The mayor has informed three dozen government managers that they must each take three unpaid days off over the next eight months to help alleviate the city’s fiscal stress.
On Oct. 30, Mayor Toni Harp sent a letter to the city’s 36 non-unionized executive management and “confidential employees,” requiring them to each take a three-day unpaid furlough leave between now and the end of the 2018 – 2019 fiscal year at the end of June 2019.
That unpaid-time-off requirement will also apply to the mayor herself, Harp wrote.
“As leaders in our various departments and our City,” she wrote, “we need to be role models in demonstrating our support of sound fiscal responsibility.”
Click here to read the full letter.
The final budget that the alders passed for the fiscal year that started July 1 included $1.9 million in the “Employee Concessions Vacancy & Non-Personnel Savings” line item.
Harp’s letter says that the employees may take the furlough time in increments as small as one hour, and that the time must be approved by each employee’s department head and/or coordinator.
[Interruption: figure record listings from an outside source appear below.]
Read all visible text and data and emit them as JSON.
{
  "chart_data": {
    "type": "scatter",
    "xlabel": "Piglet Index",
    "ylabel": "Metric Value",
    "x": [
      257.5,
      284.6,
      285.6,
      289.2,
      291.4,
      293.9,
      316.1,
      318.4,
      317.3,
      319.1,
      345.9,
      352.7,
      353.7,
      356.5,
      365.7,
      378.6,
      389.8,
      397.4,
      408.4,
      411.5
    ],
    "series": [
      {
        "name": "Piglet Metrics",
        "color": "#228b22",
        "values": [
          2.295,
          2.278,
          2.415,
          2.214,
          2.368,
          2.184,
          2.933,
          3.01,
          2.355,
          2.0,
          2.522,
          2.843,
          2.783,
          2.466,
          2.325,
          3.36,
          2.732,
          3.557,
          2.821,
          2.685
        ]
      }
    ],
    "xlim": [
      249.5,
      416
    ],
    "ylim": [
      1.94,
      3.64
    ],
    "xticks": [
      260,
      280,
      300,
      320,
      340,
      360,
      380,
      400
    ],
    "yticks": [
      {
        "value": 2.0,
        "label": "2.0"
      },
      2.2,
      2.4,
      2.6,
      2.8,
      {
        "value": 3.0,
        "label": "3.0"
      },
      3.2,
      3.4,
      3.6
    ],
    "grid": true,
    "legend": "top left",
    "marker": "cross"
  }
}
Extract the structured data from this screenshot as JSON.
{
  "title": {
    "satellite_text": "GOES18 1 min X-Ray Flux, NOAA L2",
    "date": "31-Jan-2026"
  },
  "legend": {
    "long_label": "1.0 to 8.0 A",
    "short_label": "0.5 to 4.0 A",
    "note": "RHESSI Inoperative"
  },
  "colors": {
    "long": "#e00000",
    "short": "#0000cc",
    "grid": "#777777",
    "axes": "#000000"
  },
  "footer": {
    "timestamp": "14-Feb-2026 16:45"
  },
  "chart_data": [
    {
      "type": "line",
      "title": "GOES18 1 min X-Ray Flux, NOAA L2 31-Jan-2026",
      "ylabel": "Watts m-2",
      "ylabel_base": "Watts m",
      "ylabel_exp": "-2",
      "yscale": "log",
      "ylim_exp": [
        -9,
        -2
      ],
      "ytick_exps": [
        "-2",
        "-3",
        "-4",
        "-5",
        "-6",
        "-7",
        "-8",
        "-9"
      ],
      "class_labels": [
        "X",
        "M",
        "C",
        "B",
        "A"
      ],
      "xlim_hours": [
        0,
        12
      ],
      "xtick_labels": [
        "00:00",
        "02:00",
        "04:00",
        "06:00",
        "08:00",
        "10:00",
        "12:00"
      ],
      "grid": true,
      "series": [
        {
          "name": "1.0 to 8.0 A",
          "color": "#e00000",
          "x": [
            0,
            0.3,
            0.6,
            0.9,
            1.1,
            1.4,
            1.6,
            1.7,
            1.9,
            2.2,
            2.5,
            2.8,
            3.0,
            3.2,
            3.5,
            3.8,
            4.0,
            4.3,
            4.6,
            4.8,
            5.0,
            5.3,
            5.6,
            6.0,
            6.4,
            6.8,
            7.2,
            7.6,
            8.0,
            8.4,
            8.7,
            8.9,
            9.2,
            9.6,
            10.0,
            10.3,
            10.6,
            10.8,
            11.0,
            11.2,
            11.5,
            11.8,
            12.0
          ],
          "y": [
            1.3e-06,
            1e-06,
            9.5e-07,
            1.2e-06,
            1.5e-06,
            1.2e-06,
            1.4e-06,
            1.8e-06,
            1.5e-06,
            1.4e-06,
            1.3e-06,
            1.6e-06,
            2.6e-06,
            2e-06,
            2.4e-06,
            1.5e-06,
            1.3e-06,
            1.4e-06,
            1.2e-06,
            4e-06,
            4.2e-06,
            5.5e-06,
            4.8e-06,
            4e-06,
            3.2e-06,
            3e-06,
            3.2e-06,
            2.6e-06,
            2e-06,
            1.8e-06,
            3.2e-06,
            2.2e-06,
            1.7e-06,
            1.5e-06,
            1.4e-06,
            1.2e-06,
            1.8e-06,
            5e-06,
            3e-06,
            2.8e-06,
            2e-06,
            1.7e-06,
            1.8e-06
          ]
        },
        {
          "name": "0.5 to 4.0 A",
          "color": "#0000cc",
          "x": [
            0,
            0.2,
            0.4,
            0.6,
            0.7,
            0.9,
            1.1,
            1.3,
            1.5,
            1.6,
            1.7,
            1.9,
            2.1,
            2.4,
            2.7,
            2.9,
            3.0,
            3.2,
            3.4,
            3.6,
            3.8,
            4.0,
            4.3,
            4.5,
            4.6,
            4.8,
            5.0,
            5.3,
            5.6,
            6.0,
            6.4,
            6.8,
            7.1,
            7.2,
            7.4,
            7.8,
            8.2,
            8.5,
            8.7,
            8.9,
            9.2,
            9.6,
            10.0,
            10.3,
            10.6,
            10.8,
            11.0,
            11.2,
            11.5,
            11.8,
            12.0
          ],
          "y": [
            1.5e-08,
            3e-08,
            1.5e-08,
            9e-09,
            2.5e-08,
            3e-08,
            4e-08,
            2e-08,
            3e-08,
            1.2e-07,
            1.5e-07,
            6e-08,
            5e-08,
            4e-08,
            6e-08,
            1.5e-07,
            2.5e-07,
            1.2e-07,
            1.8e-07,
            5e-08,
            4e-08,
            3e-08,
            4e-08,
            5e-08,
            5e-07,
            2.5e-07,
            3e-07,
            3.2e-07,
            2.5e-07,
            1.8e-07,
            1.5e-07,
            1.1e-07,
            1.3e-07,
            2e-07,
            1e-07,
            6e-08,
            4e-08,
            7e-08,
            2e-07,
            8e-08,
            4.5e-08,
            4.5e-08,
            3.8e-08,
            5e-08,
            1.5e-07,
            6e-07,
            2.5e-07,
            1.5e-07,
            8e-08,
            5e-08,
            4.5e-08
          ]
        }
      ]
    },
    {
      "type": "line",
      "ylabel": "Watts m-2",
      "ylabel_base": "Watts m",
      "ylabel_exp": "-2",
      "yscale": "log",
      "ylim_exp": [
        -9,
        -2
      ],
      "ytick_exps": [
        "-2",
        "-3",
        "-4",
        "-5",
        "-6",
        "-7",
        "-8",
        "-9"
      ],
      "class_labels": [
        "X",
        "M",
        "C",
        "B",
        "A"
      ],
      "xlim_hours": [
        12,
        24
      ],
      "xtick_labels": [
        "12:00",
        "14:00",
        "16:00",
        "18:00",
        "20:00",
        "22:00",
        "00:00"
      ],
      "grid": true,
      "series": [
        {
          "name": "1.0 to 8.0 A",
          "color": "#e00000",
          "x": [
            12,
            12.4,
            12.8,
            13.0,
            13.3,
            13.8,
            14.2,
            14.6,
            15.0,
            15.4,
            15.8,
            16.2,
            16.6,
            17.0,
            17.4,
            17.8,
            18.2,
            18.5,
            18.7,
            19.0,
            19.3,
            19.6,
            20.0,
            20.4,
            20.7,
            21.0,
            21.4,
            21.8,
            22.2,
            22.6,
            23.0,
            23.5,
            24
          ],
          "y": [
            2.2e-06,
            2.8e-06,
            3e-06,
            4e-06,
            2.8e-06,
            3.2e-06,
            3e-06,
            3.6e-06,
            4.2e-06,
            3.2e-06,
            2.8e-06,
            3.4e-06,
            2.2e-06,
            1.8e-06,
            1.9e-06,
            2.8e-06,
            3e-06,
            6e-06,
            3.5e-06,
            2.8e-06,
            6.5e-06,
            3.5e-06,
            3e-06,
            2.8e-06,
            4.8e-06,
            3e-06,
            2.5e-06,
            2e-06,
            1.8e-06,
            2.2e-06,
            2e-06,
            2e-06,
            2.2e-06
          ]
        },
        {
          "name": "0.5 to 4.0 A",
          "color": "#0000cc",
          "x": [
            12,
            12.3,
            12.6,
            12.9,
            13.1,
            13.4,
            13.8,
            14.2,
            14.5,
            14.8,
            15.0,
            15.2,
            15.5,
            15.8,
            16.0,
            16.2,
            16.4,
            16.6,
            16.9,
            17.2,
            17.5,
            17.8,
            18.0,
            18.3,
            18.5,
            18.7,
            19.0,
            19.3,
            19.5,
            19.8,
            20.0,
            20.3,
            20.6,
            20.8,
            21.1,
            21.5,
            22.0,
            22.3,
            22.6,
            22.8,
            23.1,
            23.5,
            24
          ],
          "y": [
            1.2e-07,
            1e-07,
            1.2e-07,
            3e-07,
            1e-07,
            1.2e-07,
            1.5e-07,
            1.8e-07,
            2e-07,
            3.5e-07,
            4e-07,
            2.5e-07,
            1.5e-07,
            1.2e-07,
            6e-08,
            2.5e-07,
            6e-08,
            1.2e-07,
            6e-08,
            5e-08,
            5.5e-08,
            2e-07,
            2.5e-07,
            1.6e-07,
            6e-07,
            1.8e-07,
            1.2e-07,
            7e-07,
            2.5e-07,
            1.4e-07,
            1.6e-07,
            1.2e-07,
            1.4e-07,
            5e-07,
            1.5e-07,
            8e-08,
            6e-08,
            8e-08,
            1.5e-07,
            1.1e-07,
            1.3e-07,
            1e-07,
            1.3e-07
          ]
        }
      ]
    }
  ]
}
All 21 hours of unpaid furlough time, she wrote, must be used by June 30, 2019.
“Implementing this Furlough Time in this manner permits the continued operations of your department with a lessened impact to services,” Harp continued, “while creating a savings for the City.”
City spokesperson Laurence Grotheer confirmed that the mayor will hold herself to the same three-day furlough requirement that she has issued to the three dozen executive management and “confidential employees.”
“The city’s current-year budget includes employee concessions,” he told the Independent. “These unpaid furlough days are part of that initiative.”